MM-GBSA results (KJ/mol).

	ΔEele	ΔEvdw	ΔGnp	ΔGpb	ΔEele+ΔGpb	TΔS	ΔGbind
WT	−1193.098	−183.196	−19.907	853.386	−1376.294	833.479	−542.815
Pi_WT	−760.557	−195.019	−21.772	700.021	−955.576	678.249	−277.327
A52V	−652.615	−168.271	−20.276	661.429	−820.886	641.153	−179.733
K57N	−373.864	−84.968	−10.349	375.208	−458.832	364.859	−93.973
I103N	−783.987	−193.381	−19.864	673.909	−977.368	654.045	−323.324
E102_I103 del	−911.544	−201.640	−20.257	801.090	−1113.184	780.833	−332.351
P124S	−617.719	−140.715	−17.936	552.377	−758.434	534.441	−223.994
E203K	−772.756	−173.290	−20.156	671.169	−946.046	651.013	−295.033

4. Conclusion

The mutation of residues can affect MEK1 activation, which is an oncogenic event. Therefore, this study analyzed the effects of activating mutations on MEK1 activity. The conformational changes of the activating mutations P124S, E203K, I103N, I102_K103 del and K57N, the nonactivating mutation A52V, the activating phosphorylated MEK1, and nonactivating WT MEK1 were investigated through MD simulations with protein structure networks. Results showed that mutations promote MEK1 activation through the mechanisms: Activating mutations near the C-helix breaks the protein network and hydrogen bonds between the activation segment and C-helix to induce the disappearance of the α-helix in the activation segment of MEK1. This effect loosens the activation segment and increases the distance from the activation segment to the core body of MEK1,which enlarges the cleft on the surface of MEK1 protein to finish the transformation of MEK1 from inactive to active form.

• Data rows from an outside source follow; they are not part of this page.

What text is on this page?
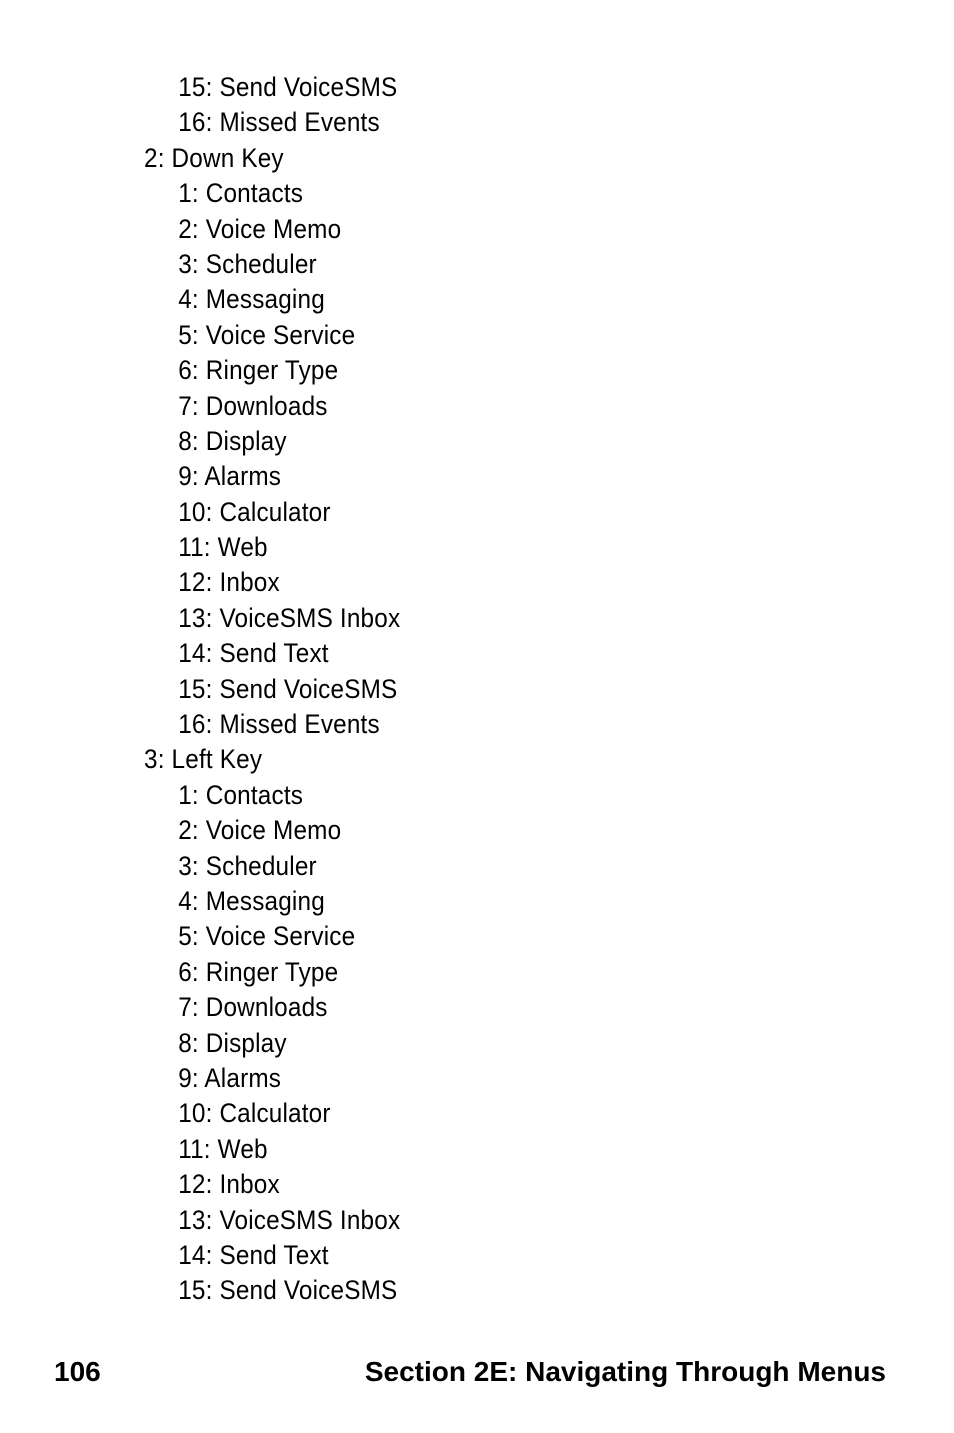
15: Send VoiceSMS
16: Missed Events
2: Down Key
1: Contacts
2: Voice Memo
3: Scheduler
4: Messaging
5: Voice Service
6: Ringer Type
7: Downloads
8: Display
9: Alarms
10: Calculator
11: Web
12: Inbox
13: VoiceSMS Inbox
14: Send Text
15: Send VoiceSMS
16: Missed Events
3: Left Key
1: Contacts
2: Voice Memo
3: Scheduler
4: Messaging
5: Voice Service
6: Ringer Type
7: Downloads
8: Display
9: Alarms
10: Calculator
11: Web
12: Inbox
13: VoiceSMS Inbox
14: Send Text
15: Send VoiceSMS
106	Section 2E: Navigating Through Menus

The cross correlation and PCA analysis displayed that active mutations increase the motions of activation segment, which is associated with the conformational change of it. Moreover, hydrogen bond analysis and MM-PBSA calculations indicated that activating mutations can increase the binding free energy of MEK1 mutants and the inhibitor ANP to decrease the inhibitor activity to MEK1. All the results reveals the mechanisms that mutations improve the activity of MEK1 and provides useful insight into protein kinase analysis.